Горчаковскую библиотеку перетаскал к себе библиофил-хуторянин, живший неподалеку от Новинской больницы. Он давал почитать горчаковские книги, выдавая их за свои собственные, врачу. На корешках золотела княжеская корона и две буквы С. Г.: – Сергей Горчаков.
Врач спросил хуторянина:
– Чьи же это книги?
– Мои, – не моргнув глазом, ответил тот.
– А инициалы-то чьи?
– Та мои ж! Сэ-Гэ – Семен Горбенко.
История умалчивала, откуда у Семена Горбенко появилась княжеская корона.
В селе Пятницком Перемышльского уезда, где служила моя тетка, имущество сенатора Попова, жившего в Петербурге и почти не заезжавшего в унылое свое имение, расположенное в безлесном и безводном краю, среди холмистых полей и поросших кустарником волчьих оврагов, растащили, оставив голые стены. Во время расхищения тетка моя посиживала у себя на крылечке. Мимо нее шли пятницкие крестьяне и несли что кому досталось. Последним шел неповоротливый, нерасторопный мужик Роман и бережно, обеими руками нес фарфоровую, с цветочками, ночную посуду.
– Роман! – окликнула его моя тетка. – Это-то тебе зачем? Ты знаешь, что это такое?
– Ну-к что ж! А медку так-то положить, Юния Михайловна!
Предводитель дворянства Николай Вивианович Олив жил с крестьянами села Рындина, близ которого у него было имение, в мире и согласии. Выстроил им на свои средства школу.
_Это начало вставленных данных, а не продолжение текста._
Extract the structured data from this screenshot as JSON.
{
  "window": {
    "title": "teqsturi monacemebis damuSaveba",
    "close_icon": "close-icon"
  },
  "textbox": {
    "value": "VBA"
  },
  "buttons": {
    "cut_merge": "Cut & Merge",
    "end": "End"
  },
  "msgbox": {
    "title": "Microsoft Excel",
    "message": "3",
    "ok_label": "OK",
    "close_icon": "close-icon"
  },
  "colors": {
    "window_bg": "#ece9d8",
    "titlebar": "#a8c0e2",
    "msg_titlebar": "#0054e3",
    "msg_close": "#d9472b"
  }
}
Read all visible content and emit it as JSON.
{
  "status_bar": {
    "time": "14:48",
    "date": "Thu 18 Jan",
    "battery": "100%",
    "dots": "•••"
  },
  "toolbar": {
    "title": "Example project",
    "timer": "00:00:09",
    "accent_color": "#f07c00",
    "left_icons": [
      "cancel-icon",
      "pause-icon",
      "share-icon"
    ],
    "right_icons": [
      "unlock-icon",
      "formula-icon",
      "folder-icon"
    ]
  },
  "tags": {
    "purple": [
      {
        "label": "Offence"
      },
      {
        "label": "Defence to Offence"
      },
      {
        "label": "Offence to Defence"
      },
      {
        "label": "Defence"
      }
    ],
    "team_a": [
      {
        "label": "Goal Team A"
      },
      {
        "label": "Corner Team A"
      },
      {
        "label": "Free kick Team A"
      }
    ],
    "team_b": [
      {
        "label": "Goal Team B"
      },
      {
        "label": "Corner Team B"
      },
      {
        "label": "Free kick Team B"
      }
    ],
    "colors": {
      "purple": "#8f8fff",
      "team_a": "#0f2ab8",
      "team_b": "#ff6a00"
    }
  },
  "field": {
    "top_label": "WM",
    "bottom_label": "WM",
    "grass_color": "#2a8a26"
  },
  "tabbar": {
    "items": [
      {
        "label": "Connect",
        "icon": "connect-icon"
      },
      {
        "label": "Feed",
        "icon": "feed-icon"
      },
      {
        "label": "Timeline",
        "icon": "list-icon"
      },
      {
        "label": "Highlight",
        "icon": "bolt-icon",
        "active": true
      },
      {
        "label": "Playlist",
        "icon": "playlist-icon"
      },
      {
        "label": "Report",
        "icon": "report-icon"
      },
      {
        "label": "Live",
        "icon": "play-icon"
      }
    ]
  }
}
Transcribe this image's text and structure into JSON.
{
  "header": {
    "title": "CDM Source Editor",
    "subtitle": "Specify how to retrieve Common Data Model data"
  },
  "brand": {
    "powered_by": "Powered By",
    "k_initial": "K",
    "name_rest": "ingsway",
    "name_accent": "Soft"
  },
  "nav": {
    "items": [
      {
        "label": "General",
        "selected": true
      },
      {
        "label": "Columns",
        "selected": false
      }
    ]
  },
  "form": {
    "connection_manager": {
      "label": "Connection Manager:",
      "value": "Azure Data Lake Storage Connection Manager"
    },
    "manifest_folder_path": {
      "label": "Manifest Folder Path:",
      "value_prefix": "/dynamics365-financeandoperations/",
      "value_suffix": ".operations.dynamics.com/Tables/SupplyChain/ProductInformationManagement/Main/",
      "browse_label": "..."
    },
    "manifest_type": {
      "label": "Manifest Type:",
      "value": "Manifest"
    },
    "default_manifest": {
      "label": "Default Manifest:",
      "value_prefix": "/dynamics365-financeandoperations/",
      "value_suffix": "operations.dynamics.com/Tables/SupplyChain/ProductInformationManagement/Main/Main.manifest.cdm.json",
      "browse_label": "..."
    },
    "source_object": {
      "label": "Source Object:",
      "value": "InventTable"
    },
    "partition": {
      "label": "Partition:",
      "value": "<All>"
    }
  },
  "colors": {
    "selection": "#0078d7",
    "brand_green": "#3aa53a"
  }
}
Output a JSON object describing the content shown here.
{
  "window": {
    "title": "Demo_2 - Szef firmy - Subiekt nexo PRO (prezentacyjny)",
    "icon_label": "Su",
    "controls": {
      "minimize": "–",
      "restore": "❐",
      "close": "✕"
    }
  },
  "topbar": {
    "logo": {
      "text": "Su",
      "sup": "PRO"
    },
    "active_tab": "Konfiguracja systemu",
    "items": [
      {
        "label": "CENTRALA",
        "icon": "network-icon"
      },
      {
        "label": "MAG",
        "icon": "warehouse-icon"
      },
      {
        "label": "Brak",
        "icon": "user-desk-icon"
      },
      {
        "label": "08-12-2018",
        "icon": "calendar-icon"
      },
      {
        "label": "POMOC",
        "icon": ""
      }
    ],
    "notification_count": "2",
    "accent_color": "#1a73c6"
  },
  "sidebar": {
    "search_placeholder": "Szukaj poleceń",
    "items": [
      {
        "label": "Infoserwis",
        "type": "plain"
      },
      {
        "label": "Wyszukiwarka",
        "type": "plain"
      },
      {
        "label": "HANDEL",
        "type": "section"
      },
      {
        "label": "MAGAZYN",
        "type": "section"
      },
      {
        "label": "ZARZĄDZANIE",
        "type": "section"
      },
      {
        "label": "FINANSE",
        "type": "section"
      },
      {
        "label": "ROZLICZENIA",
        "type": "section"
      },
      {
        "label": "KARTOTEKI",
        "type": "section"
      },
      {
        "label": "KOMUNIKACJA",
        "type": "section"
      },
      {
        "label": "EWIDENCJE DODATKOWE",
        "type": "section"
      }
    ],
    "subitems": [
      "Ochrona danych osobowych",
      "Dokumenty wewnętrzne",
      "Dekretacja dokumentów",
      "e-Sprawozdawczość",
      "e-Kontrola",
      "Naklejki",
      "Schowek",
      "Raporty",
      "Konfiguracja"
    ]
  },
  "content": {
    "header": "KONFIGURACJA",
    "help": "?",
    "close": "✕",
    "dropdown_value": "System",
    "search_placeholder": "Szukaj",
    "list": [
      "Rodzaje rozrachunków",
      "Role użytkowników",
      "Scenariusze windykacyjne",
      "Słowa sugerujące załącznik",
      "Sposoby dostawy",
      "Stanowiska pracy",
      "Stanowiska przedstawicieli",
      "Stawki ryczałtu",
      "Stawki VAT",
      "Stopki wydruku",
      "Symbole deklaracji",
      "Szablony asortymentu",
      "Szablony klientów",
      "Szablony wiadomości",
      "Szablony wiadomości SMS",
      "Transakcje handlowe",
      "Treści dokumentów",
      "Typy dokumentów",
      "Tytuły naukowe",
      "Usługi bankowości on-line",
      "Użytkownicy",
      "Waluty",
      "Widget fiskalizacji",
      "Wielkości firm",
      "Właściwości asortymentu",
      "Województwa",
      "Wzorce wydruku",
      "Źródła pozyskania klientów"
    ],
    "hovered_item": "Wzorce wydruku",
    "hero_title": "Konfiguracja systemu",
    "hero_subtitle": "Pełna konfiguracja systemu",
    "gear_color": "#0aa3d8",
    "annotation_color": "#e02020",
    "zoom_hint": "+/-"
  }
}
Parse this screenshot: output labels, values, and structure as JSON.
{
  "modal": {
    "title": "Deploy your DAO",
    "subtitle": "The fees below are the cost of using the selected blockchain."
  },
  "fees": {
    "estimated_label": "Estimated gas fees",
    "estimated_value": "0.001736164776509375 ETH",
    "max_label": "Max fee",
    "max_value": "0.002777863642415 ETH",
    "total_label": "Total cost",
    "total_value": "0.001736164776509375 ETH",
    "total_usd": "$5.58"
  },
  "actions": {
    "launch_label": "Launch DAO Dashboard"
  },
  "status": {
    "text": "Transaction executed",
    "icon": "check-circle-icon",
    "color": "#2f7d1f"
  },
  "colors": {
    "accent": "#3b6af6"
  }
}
Принимал деятельное участие в строительстве Рындинской межуездной больницы. Не был глух к крестьянским просьбам. Его жена, знавшая толк в медицине, бесплатно лечила крестьян от доступных ее пониманию болезней, пока в Рындине не построили больницу.
Олив быстро находил с собеседником общий язык. Как истый барин, барина из себя не корчил, держался просто и сразу к себе располагал. Я любил, когда он к нам приезжал. Он сажал меня к себе на колени и показывал фокусы: из его зажигалки выскакивали то куколка, то шоколадка.
Как-то я долго смотрел на него с завистливым восхищением; наконец не утерпел и это мое восхищение выразил вслух:
– Когда я вырасту большой, у меня будет такая морда, как у Олива.
Моя мать была рада сквозь землю провалиться, но Олив польщенно засмеялся своим стрекочущим смехом.